COOL FACT #1: Fur may have saved the human race New research suggests humans (Homo sapiens) survived the last Ice… Read More
Neanderthal man froze to death while Homo sapiens Josh Spice laughs in the face of the cold!
COOL FACT #1: Fur may have saved the human race
New research suggests humans (Homo sapiens) survived the last Ice Age and Neanderthals didn’t because humans were serious about fur clothing. Animal remains around Neanderthal sites lack evidence of furbearers, while human sites have fox, rabbit, mink and notably wolverine - the same fur still preferred today by Canadian First Nations for hood liners.
COOL FACT #2: Everyone's heard of the California Gold Rush, but how about the California Fur Rush?
In the early 19th century, trappers came from far and wide to the US west coast to harvest huge populations of furbearers. It was these trappers, not the gold prospectors who followed, who opened up the west and put San Francisco Bay on the trade map. But no one remembers because no one named a football team after them. Go 49ers!
COOL FACT # 3: Beaver butts are used in food flavouring
Next time you see the words "natural flavouring" on a food package, it might be referring to Castoreum, secreted from the castor sacs of beavers located between the tail and the anus. Usually it's used to simulate vanilla, but it can also pass as raspberry or strawberry.
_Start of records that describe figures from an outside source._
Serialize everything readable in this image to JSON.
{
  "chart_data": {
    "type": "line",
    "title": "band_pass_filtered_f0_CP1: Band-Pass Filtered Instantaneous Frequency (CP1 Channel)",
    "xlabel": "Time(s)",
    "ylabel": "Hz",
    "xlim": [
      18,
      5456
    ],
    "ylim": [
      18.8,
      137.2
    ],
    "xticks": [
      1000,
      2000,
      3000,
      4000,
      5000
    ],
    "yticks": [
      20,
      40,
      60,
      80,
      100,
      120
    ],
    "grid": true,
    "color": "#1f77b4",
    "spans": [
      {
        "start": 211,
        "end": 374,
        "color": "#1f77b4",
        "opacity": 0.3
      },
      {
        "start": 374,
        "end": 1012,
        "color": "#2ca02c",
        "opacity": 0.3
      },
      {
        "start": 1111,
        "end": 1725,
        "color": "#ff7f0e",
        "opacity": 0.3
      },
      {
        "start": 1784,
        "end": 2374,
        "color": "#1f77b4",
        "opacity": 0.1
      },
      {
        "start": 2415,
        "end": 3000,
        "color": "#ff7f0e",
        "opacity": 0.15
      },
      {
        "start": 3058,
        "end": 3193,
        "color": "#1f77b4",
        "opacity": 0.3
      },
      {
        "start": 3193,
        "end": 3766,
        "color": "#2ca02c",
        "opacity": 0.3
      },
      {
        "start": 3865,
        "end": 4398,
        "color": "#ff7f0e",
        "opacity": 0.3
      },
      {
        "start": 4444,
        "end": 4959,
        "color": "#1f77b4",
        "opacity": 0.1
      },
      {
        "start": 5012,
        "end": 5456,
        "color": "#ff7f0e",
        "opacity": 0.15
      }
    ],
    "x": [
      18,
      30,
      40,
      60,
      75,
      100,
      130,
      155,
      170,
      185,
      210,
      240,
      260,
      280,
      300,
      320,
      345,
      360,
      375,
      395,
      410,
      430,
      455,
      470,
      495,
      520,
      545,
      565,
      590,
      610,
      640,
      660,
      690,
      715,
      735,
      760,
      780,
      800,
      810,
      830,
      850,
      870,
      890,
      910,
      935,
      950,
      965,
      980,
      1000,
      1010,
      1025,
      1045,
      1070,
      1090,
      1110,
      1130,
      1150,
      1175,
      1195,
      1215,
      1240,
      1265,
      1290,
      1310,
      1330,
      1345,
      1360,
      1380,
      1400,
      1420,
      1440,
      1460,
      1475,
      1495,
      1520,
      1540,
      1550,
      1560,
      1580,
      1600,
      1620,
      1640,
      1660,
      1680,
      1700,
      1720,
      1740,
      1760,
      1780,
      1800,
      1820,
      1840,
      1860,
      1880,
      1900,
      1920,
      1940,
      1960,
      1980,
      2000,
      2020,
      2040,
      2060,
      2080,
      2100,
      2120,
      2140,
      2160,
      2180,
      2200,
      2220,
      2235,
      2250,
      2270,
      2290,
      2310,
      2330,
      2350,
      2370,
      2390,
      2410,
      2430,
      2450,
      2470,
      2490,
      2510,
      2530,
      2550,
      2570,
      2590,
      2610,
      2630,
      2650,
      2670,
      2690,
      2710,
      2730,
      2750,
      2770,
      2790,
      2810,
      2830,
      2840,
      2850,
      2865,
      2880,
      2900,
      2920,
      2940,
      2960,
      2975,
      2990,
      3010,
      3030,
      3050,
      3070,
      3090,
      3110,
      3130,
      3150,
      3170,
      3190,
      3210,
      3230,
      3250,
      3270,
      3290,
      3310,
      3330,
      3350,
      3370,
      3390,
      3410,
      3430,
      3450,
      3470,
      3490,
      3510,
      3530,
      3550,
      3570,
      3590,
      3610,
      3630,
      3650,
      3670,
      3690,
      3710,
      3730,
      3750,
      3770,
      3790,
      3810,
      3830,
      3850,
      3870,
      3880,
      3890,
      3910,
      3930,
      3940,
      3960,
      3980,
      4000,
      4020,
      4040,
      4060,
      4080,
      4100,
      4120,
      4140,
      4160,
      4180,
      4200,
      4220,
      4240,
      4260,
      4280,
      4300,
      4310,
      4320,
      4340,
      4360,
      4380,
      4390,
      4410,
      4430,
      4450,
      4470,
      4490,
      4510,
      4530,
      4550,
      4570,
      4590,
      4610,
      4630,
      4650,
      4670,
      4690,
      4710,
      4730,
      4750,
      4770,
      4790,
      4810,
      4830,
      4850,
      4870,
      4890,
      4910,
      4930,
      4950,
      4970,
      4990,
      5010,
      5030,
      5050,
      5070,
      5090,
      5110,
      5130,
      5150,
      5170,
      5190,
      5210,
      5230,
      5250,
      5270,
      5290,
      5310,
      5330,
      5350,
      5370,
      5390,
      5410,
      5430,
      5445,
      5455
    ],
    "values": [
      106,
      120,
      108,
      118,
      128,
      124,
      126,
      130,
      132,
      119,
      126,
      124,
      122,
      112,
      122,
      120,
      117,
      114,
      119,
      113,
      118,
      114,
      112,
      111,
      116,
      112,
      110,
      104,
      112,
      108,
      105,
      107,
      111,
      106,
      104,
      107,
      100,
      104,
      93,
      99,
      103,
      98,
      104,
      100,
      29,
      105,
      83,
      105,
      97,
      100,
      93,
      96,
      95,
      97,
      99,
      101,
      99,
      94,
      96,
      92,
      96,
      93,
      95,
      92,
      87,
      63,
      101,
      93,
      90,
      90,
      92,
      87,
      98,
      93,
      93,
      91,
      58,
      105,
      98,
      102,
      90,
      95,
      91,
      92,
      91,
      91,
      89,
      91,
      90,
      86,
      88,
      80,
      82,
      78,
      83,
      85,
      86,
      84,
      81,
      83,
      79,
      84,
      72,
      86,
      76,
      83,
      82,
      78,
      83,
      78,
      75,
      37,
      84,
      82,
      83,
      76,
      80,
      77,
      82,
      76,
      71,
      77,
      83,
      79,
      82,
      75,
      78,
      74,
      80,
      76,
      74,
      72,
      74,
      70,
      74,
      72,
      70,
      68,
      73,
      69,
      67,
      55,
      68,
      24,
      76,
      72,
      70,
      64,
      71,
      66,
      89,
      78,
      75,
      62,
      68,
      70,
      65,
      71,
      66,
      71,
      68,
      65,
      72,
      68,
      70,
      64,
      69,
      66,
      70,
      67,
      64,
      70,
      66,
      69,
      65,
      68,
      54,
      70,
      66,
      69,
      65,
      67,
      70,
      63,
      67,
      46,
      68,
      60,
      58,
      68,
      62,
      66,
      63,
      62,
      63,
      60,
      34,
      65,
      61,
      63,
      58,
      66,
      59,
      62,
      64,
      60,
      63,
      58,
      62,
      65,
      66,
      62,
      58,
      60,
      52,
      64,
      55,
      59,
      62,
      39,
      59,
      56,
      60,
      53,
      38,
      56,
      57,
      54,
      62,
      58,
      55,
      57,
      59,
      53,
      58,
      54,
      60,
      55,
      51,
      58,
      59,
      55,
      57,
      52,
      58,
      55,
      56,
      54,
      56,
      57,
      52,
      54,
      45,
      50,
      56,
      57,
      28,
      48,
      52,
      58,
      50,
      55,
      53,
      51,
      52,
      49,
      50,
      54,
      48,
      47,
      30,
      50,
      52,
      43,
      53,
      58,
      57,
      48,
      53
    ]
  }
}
Fort Victoria (shown here in 1847) started life as a fur-trading post. Today it is the capital of British Columbia.
COOL FACT #4: The fur trade determined much of the Canada-US border
The search for fur drove Europe's exploration and settlement of North America, and many of today's towns and cities began as fur-trading posts. In fact, much of the border between Canada and the US traces the territories once controlled by Jacob Astor’s American Fur Company and the Montreal-based North West Company.
Fish heads and spoiled cheese are gourmet eating for mink. Photos: Joseph Robertia; Truth About Fur.
COOL FACT #5: Mink farming plays a key role in our food chain
Have you ever wondered where all the animal leftovers from human food production go? Fish heads, chicken feet, expired eggs, spoiled cheeses? If you live in fur-farming country, chances are they go to make nutritious mink food. And the mink manure, soiled straw bedding and carcasses are composted to produce organic fertiliser to enrich the soil, completing the nutrient cycle to produce more food.
COOL FACT #6: Mink wastes provide biofuel
In Nova Scotia, Canada, pilot projects are transforming mink wastes into methane for bio-energy production. In Aarhus, Denmark – the country that produces the largest number of farmed mink – the public transit buses already run on mink oil.
Crabs will eat just about any seafood you offer them, but so will seals and sea lions, and they'll trash your crab pots to get at it. Enter mink bait! Crabs find their food by smell, and apparently the smellier the better because they love mink musk. But seals and sea lions can't stand it and will give your pots a wide berth!
COOL FACT #8: Canada's beaver population has never been bigger
The national animal of Canada has been prized for its luxuriant fur for hundreds of years, yet wildlife biologists believe there are as many today as there were before Europeans arrived. They also believe coyotes, foxes and raccoons are more populous now than ever. Truly modern trapping, regulated to allow only the removal of nature's surplus, is a perfect example of the sustainable use of renewable natural resources!
COOL FACT #9: Farmed mink enjoy company so farmers house them in pairs
After being weaned from their mothers, farmed mink are often raised in pairs, preferably a brother and sister, and sometimes even threes. Farmers have learned that keeping siblings together results in calmer and healthier mink.
Assembly times: Intarsia sheared beaver by Zuki: 100 hours; Jeep Wrangler by Jeep: 18 hours.
COOL FACT #10: Fur garments are very labour-intensive
Fur garments are created individually, with all the cutting and sewing done by hand. Not counting all the work involved in producing the pelts, an “average” mink coat might take 35-40 hours of hand work, while an intarsia sheared beaver by Zuki could take 100 hours. That's longer than it now takes to assemble a car!
BONUS FACT: Animal activists have no sense of proportion
Each year, North Americans use about 7 million animals for fur. That's one sixteenth of one percent of the 12 billion animals they use for food. Yet animal activists focus more attention on the fur trade than on all other livestock industries combined. Go figure!